Dans un futur post-apocalyptique, une partie des survivants s'est retirée sous-terre, dans un silo composé de 144 étages. Là, les règles sont strictes. Tout le monde doit obéir au « Pacte » pour éviter tout débordement qui emmènerait l'humanité à une perte définitive. Quiconque lui contrevient, quiconque est amené à évoquer le monde du dehors, la sanction est claire, nette, irrémédiable. Tout contrevenant est envoyé au dehors, à la mort, pour se soumettre au rituel du nettoyage, tâche consistant à laver les caméras extérieures sans cesse soumises aux ravages climatiques de l'extérieur. Fait étrange jusqu'à présent, tout le monde, malgré les griefs manifestés à l'encontre du Silo et de ses dirigeants, s'est soumis au rituel. Pourtant suite à la décision du shérif du de se soumettre au nettoyage, à la décision de la maire de le remplacer par une ouvrières des étages inférieurs, la voie de l'insurrection se fait entendre... pour le meilleur, ou pour le pire ? 6 chapitres, 45 pages, c'est le temps qu'il faut pour être totalement convaincu de ne plus lâcher Silo. Le temps de suivre son shérif remonter aux sources de son lâcher prise, de suivre les traces de sa femme, de s'adonner au nettoyage, puis de mourir. Les derniers mots du chapitre laissent le lecteur dans un état d'hébétude qui ne le lâchera plus tant les événements qui vont suivre, les mystères et les révélations qui vont jaillir au fil du texte auront planté leurs crocs bien profondément dans son esprit.
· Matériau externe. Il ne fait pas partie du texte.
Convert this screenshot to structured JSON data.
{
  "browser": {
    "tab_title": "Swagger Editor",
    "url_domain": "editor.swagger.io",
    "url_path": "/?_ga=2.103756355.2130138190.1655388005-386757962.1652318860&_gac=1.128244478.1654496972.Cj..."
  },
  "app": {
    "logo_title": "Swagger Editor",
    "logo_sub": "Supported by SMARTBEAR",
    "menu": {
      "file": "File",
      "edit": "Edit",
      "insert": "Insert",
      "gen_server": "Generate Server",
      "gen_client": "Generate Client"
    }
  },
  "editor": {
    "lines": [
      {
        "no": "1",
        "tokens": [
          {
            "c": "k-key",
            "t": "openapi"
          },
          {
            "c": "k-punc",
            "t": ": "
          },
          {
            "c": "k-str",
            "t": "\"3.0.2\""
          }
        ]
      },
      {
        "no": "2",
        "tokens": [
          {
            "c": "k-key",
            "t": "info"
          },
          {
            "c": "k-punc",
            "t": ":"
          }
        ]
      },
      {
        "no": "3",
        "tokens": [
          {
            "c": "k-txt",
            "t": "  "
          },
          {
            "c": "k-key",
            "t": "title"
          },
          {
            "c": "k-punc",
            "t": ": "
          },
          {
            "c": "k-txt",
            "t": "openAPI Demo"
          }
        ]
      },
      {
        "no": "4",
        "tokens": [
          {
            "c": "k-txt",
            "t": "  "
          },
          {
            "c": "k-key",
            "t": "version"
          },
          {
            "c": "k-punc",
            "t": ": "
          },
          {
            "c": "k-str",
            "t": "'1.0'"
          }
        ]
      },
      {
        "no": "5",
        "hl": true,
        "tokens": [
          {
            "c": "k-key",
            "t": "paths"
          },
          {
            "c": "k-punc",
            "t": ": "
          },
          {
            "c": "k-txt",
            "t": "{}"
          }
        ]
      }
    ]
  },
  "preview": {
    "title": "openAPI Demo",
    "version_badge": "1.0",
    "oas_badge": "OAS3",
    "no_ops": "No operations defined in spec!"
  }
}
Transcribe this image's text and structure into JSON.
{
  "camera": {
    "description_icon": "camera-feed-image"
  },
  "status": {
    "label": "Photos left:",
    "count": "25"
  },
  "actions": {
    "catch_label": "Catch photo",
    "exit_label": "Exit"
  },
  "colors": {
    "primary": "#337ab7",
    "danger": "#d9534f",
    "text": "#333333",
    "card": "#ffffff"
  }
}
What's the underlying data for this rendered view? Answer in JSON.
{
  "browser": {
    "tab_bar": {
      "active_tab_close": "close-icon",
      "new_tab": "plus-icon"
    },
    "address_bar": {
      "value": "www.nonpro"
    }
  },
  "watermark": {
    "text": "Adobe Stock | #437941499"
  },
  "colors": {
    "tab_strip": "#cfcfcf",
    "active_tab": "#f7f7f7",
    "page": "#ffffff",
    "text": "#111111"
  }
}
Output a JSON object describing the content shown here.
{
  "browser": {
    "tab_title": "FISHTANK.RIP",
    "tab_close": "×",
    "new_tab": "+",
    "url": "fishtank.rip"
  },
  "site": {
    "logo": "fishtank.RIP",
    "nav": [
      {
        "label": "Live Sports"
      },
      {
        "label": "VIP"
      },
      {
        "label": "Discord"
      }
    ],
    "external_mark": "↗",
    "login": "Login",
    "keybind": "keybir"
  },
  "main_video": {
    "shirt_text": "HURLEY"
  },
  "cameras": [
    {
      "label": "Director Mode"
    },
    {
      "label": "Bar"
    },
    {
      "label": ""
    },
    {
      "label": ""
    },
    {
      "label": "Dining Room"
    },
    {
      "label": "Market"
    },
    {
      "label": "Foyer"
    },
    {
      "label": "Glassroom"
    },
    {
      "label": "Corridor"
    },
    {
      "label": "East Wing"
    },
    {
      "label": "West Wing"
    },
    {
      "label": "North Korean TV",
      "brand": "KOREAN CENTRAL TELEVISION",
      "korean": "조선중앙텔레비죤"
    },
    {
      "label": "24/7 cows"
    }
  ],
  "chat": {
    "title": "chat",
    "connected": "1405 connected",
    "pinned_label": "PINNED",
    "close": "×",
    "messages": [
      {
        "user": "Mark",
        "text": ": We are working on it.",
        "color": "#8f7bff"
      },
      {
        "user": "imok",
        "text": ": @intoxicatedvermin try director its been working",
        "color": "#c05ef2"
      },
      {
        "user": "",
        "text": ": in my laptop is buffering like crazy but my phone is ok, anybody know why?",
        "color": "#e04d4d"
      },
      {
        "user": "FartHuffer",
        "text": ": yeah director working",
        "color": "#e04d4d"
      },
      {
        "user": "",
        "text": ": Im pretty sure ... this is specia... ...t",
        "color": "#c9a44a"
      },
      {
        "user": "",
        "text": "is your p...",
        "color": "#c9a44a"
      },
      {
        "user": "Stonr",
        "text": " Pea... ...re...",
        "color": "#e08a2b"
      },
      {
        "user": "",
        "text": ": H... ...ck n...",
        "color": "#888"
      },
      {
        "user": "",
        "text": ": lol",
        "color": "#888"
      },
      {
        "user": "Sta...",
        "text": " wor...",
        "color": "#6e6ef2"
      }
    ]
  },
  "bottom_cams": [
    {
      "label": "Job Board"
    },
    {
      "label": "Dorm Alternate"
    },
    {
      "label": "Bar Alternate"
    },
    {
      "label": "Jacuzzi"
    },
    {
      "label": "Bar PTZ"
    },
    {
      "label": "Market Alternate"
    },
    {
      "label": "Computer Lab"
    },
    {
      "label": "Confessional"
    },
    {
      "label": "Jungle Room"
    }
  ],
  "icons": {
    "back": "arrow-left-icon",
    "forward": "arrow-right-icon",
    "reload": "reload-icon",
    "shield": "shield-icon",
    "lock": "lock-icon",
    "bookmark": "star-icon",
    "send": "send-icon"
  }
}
Silo demande tout de même un effort. Il peut-être difficile d'imaginer une telle société réduite à évoluer sous-terre selon une organisation dont on apprend les lois au fur et à mesure. Mais c'est justement dans ce dévoilement successif, dans cette transposition du sentiment d'étouffement des personnages renvoyés au lecteur que Hugh Howey réussit son véritable tour de force. Nul doute que l'on peut voir là une représentation de notre société dans cette organisation pyramidale et hyper-hiérarchisée (tiens, ce n'est pas sans me rappeler une quatrième théorie ça...), où la population subit une pression redoutable, ne serait-ce qu'à travers le matraquage des lois, la surveillance et le contrôle dont elle est victime, et où le Pouvoir s'affranchit parfois allègrement de toute déontologie en usant de la dissimulation pour ne pas se mettre en péril. On est effectivement pas loin du 1984 de George Orwell avec cette phrase devenue si célèbre: "L'ignorance c'est la force". Le coup de pied dans la fourmillière, celui-là même par qui l'espoir va naître, c'est ici au personnage de Juliette qu'on le doit. A travers son tempérament, son obstination, son humanité, elle nous pousse à la suivre jusqu'au bout avec inquiétude et expectative. Il se pourrait d'ailleurs qu'on la retrouve un jour. Silo est devenu une trilogie. Le prochain tome racontera les origines du cataclysme qui a ravagé la terre, le suivant sera consacré au futur du Silo.
L'impatience me gagne déjà mais j'ai déjà quelques bons livres qui me font de l'oeil en attendant, alors ça devrait aller... Silo, de Hugh Howey, traduit de l'anglais (Etats-Unis) par Yoann Gentric et Laure Manceau, Actes Sud (Exofictions), 2013, 560 p.